# bump firing?



## big_mike_338WM (Oct 27, 2010)

so has anyone here bump fired before? and if so has anyone done it alot or researched it enough to know much about it? im asking cause ive seen some videos but it looks kinda sketchy...is there a chance of "slap firing" (where the firing pin is actually poked out and when it pushes the next round outta the magazine the round goes off before being chambered and the bolt closing) can it happen or has any one seen/heard of it happening? cause ive heard of it happeneing with home made auto weapons if they arnt done right...is it the same with making a semi auto shoot that fast?


----------



## People (Jan 17, 2005)

Bump firing is actually pulling the trigger every time the firearm fires. I have not done it as I can pull the trigger very fast. The only way I can see the firing pin sticking out to hit the primer is if it is broke or your firearm is so dirty that the pin is sticking.


----------



## big_mike_338WM (Oct 27, 2010)

well could it be firing so fast that the hammer follows the bolt? and it is sticking out as it pushes the round ouuta the mag?


----------



## johngfoster (Oct 21, 2007)

Question: what rifle are you using to bump fire? If an AR, then no worries about it firing out of battery. The disconnector prevents the hammer from coming forward following the bolt carrier until the trigger is released.

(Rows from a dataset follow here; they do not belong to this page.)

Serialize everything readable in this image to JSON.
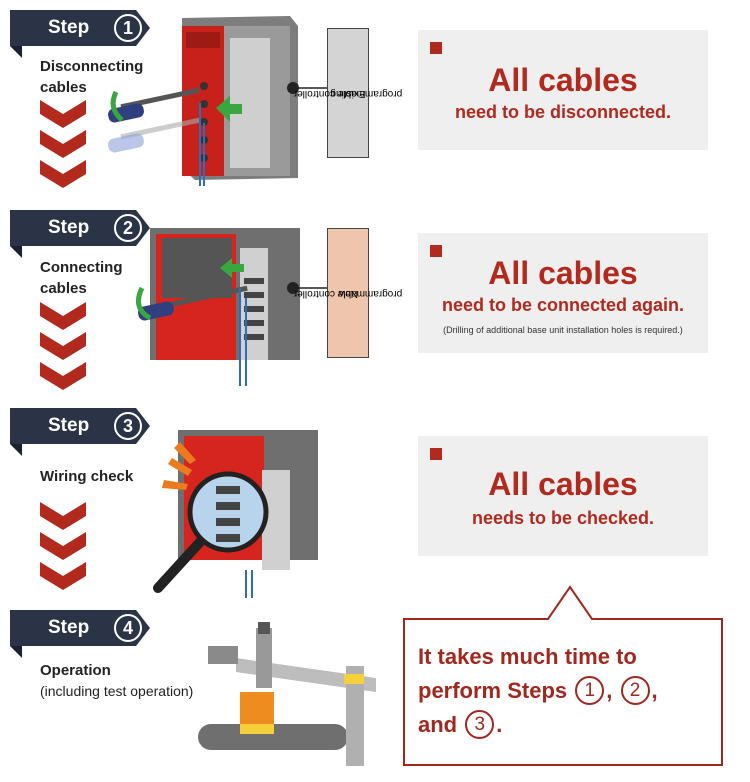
{
  "steps": [
    {
      "word": "Step",
      "number": "1",
      "label_line1": "Disconnecting",
      "label_line2": "cables"
    },
    {
      "word": "Step",
      "number": "2",
      "label_line1": "Connecting",
      "label_line2": "cables"
    },
    {
      "word": "Step",
      "number": "3",
      "label_line1": "Wiring check",
      "label_line2": ""
    },
    {
      "word": "Step",
      "number": "4",
      "label_line1": "Operation",
      "label_line2": "(including test operation)"
    }
  ],
  "tags": {
    "existing_line1": "Existing",
    "existing_line2": "programmable controller",
    "new_line1": "New",
    "new_line2": "programmable controller"
  },
  "panels": [
    {
      "headline": "All cables",
      "text": "need to be disconnected.",
      "note": ""
    },
    {
      "headline": "All cables",
      "text": "need to be connected again.",
      "note": "(Drilling of additional base unit installation holes is required.)"
    },
    {
      "headline": "All cables",
      "text": "needs to be checked.",
      "note": ""
    }
  ],
  "callout": {
    "line1": "It takes much time to",
    "line2_prefix": "perform Steps",
    "step_a": "1",
    "sep": ",",
    "step_b": "2",
    "line3_prefix": "and",
    "step_c": "3",
    "end": "."
  },
  "colors": {
    "navy": "#2a3446",
    "red": "#b2291e",
    "chevron": "#b2291e",
    "panel": "#efefef",
    "green": "#3aa640"
  }
}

One thing to keep in mind though is cost. Bump firing is EXPENSIVE. It also is very difficult to fire accurately. Be sure to get real close to a backstop or have a very large backstop behind the target. It's very easy for a stray bullet to make its way over the backstop when you can't accuratly fire. If you are going to do it with any regularity, you may as well save your pennies and buy a RR, LL or RDIAS and go the proper full-auto route.


----------



## big_mike_338WM (Oct 27, 2010)

Well I haven't done it yet...I wanted to make sure it wouldn't blow up on me 1st haha...but doing it every once on a while just for grins and giggles won't hurt it will it?


----------